La feuille de route sioniste
est désormais claire. C’est,
mutatis mutandis, celle du lobby
américain en faveur du libre
port d’armes. Celui-ci, on le
sait,
raffole des adversaires qui,
comme Obama, déplorent de temps
à autre ses méfaits. Il ne
s’agit pas de prétendre qu’Obama
est aussi détestable ou
favorable aux armes que Trump,
ce serait bien sûr grotesque. On
ne peut cependant nier que pour
que le chiffre d’affaire des
armuriers reste à la hausse,
rien ne vaut une succession
régulière d’anti-armes et de
pro-armes à la Maison Blanche.
De même, la meilleure
configuration pour Israël
serait, après Trump, une sorte
d’Obama-bis, faisant mine de se
préoccuper de l’extension des
colonies, et laissant de temps à
autre fuiter dans la presse que
les relations avec le chef du
gouvernement israélien sont
exécrables – juste de quoi
permettre à ce dernier de
réendosser l’habit de la
victime.
Ce scénario, qui serait
assurément celui du pire, est-il
inéluctable ? Rien n’est moins
sûr. Il se pourrait que par la
force de l’évidence, la
génération qui parvient en ce
moment à maturité politique,
dans le monde arabe comme en
Occident et ailleurs, tire les
conséquences de la cohérence
implacable de la politique de
Donald Trump. Dans un texte
poignant, le père d’Ahed Tamimi,
jeune manifestante de 16 ans
emprisonnée il y a quelques
jours par les Israéliens,
écrivait :
« Dans un autre monde,
dans votre monde, sa vie serait
complètement différente.

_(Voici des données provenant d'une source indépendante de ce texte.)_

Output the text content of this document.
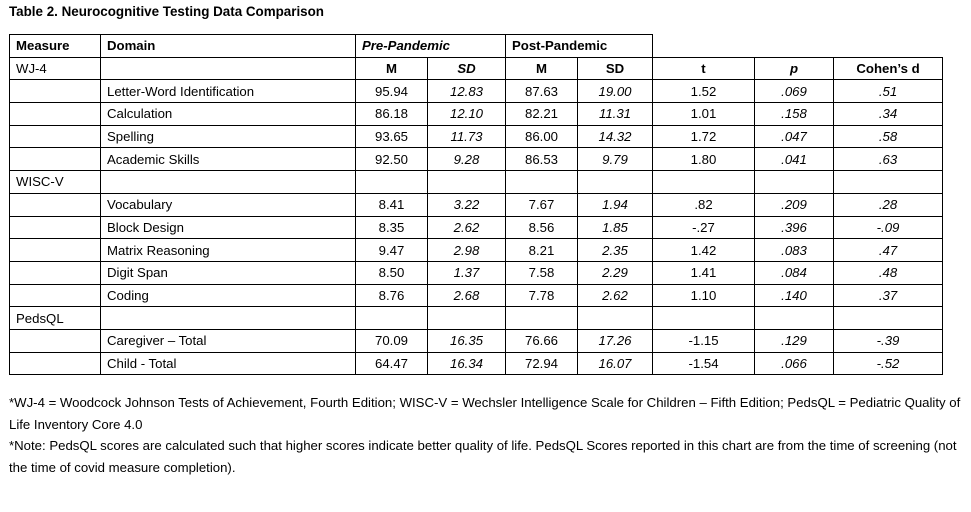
Table 2. Neurocognitive Testing Data Comparison
Measure	Domain	Pre-Pandemic		Post-Pandemic				
WJ-4		M	SD	M	SD	t	p	Cohen’s d
	Letter-Word Identification	95.94	12.83	87.63	19.00	1.52	.069	.51
	Calculation	86.18	12.10	82.21	11.31	1.01	.158	.34
	Spelling	93.65	11.73	86.00	14.32	1.72	.047	.58
	Academic Skills	92.50	9.28	86.53	9.79	1.80	.041	.63
WISC-V								
	Vocabulary	8.41	3.22	7.67	1.94	.82	.209	.28
	Block Design	8.35	2.62	8.56	1.85	-.27	.396	-.09
	Matrix Reasoning	9.47	2.98	8.21	2.35	1.42	.083	.47
	Digit Span	8.50	1.37	7.58	2.29	1.41	.084	.48
	Coding	8.76	2.68	7.78	2.62	1.10	.140	.37
PedsQL								
	Caregiver – Total	70.09	16.35	76.66	17.26	-1.15	.129	-.39
	Child - Total	64.47	16.34	72.94	16.07	-1.54	.066	-.52

*WJ-4 = Woodcock Johnson Tests of Achievement, Fourth Edition; WISC-V = Wechsler Intelligence Scale for Children – Fifth Edition; PedsQL = Pediatric Quality of Life Inventory Core 4.0

*Note: PedsQL scores are calculated such that higher scores indicate better quality of life. PedsQL Scores reported in this chart are from the time of screening (not the time of covid measure completion).
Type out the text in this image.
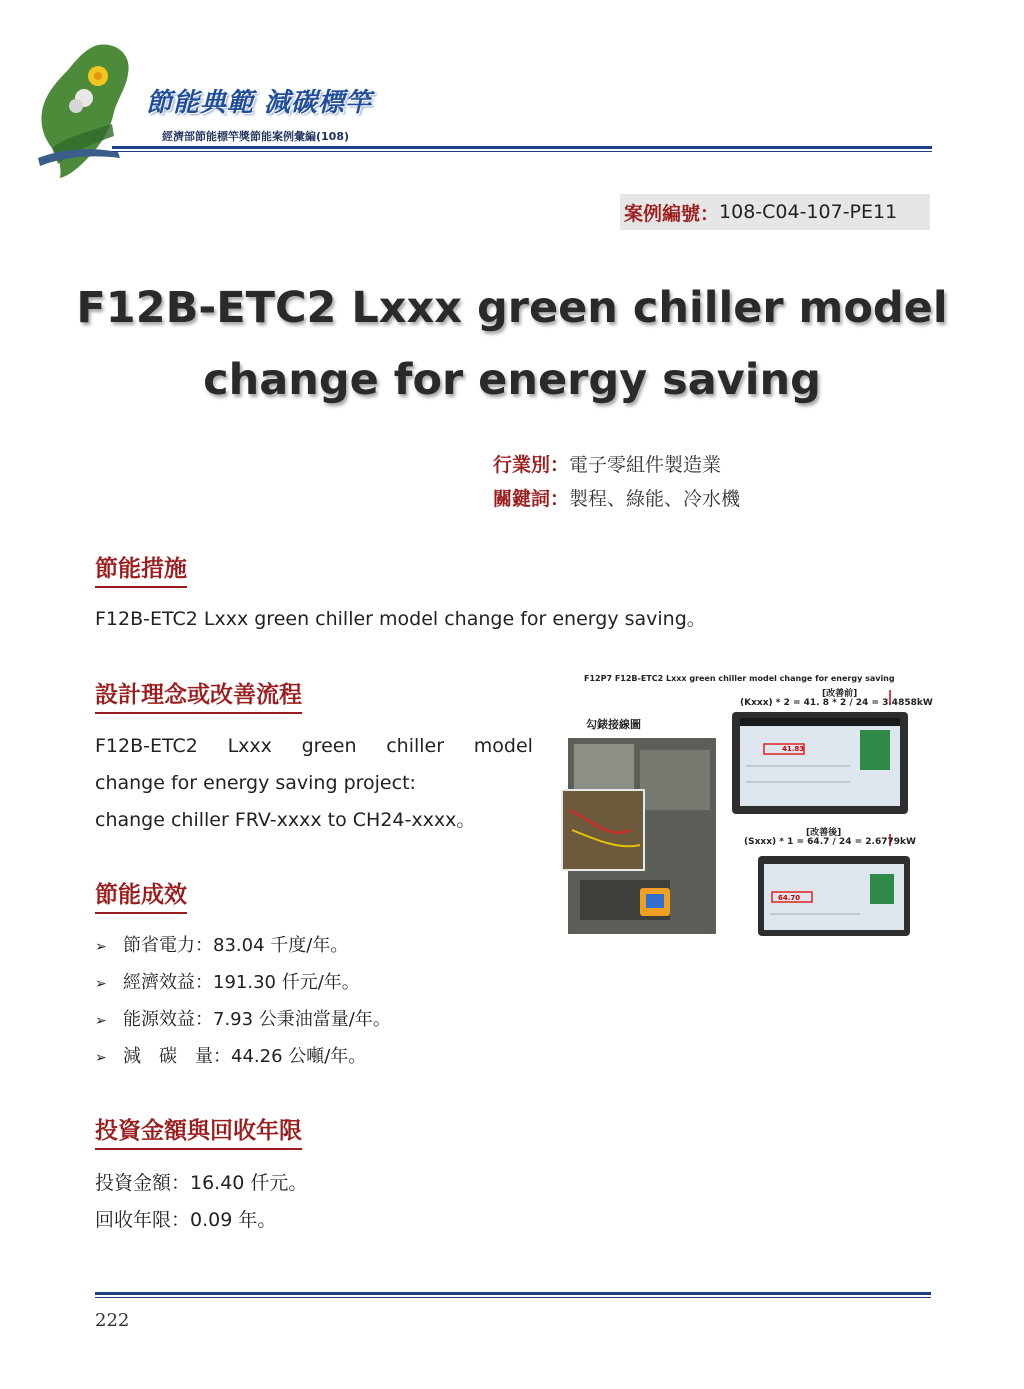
節能典範 減碳標竿
經濟部節能標竿獎節能案例彙編(108)
案例編號： 108-C04-107-PE11
F12B-ETC2 Lxxx green chiller model
change for energy saving
行業別：電子零組件製造業
關鍵詞：製程、綠能、冷水機
節能措施
F12B-ETC2 Lxxx green chiller model change for energy saving。
設計理念或改善流程
F12B-ETC2 Lxxx green chiller model
change for energy saving project:
change chiller FRV-xxxx to CH24-xxxx。
F12P7 F12B-ETC2 Lxxx green chiller model change for energy saving
勾錶接線圖
[改善前]
(Kxxx) * 2 = 41. 8 * 2 / 24 = 3.4858kW
41.83
[改善後]
(Sxxx) * 1 = 64.7 / 24 = 2.6779kW
64.70
節能成效
➢ 節省電力：83.04 千度/年。
➢ 經濟效益：191.30 仟元/年。
➢ 能源效益：7.93 公秉油當量/年。
➢ 減　碳　量：44.26 公噸/年。
投資金額與回收年限
投資金額：16.40 仟元。
回收年限：0.09 年。
222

Dans
notre monde, Ahed est une
représentante d’une nouvelle
génération de notre peuple, de
jeunes combattants pour la
liberté. Cette génération doit
mener sa lutte sur deux fronts.
D’un côté, ils ont le devoir,
bien sûr, de poursuivre le défi
et le combat contre le
colonialisme israélien dans
lequel ils sont nés, jusqu’au
jour de son effondrement. De
l’autre, ils doivent affronter
avec hardiesse la stagnation et
la dégradation politiques qui se
sont répandues parmi nous. Ils
doivent devenir l’artère vivante
qui fera revivre notre
révolution, et qui la sortira de
la mort entraînée par une
culture croissante d’une
passivité inhérente à des
décennies d’inactivité
politique ».
On ferait évidemment injure à
l’héroïsme d’Ahed Tamimi en
comparant son existence à celle
des teenagers d’un pays en paix.
Mais il se pourrait que sous la
pression des catastrophes à
venir, l’histoire rapproche plus
vite que prévu les deux mondes,
et unisse les Ahed de tous les
pays, en Palestine comme en
Israël ou aux Etats-Unis. Au
fond, Bernie Sanders est arrivé
juste un peu trop tôt. Le
prochain président démocrate
pourrait bien être obligé d’en
finir avec les hypocrisies,
proches-orientales et autres, de
ses prédécesseurs. La décision
de Trump a conduit un
Palestinien aussi émollié que
Mahmoud Abbas à sortir de sa
léthargie pour affirmer depuis
l’Elysée – dont l’actuel
occupant
n’est certes pas un grand ami de
la Palestine – que les
Etats-Unis s’étaient
définitivement « discrédités »
comme médiateur de paix au
Proche-Orient. Une telle
déclaration a valeur de
symptôme.
Voici donc quel sera le
combat des temps qui viennent :
la société civile, dont nous
autres universitaires faisons
partie intégrante, devra être
assez forte pour contraindre le
prochain président américain à
rompre avec la fausse alternance
des gentils Obamas et des
méchants Trumps, et pour imposer
que l’on s’attaque enfin
vraiment aux catastrophes que la
présidence de Donald Trump
n’aura fait qu’aggraver – au
nombre desquelles le climat, la
pauvreté et le génocide soft du
peuple palestinien. L’effort
massif –
effort de guerre – israélien
pour rendre la campagne BDS
hors-la-loi, pour en
criminaliser, voire en éliminer,
les promoteurs, est la
résultante de cette situation :
il s’agit, pour l’État hébreu,
d’en finir avec la résistance de
la société civile, et tout
particulièrement de la société
civile américaine, avant que
celle-ci n’ait eu le temps
d’intégrer définitivement les
droits des Palestiniens à
l’ensemble des causes justes,
humanistes, dans le collimateur
de leur gouvernement actuel. Une
décision comme celle de
l’artiste Lorde d’annuler son
concert à Tel Aviv, survenue
presque le même jour que celui
de l’emprisonnement d’Ahed
Tamimi, montre que ce moment de
cristallisation politique,
annonciateur d’une nouvelle
donne Orient-Occident,
est proche. Il est même à
portée de main, si nous ne
relâchons pas nos efforts.
L’AURDIP (Association
des Universitaires pour le Respect du
Droit International en Palestine) est
une organisation française
d’universitaires créée en liaison avec
la Campagne Palestinienne pour le
Boycott Académique et Culturel d’Israël
PACBI et avec l’organisation
britannique
BRICUP.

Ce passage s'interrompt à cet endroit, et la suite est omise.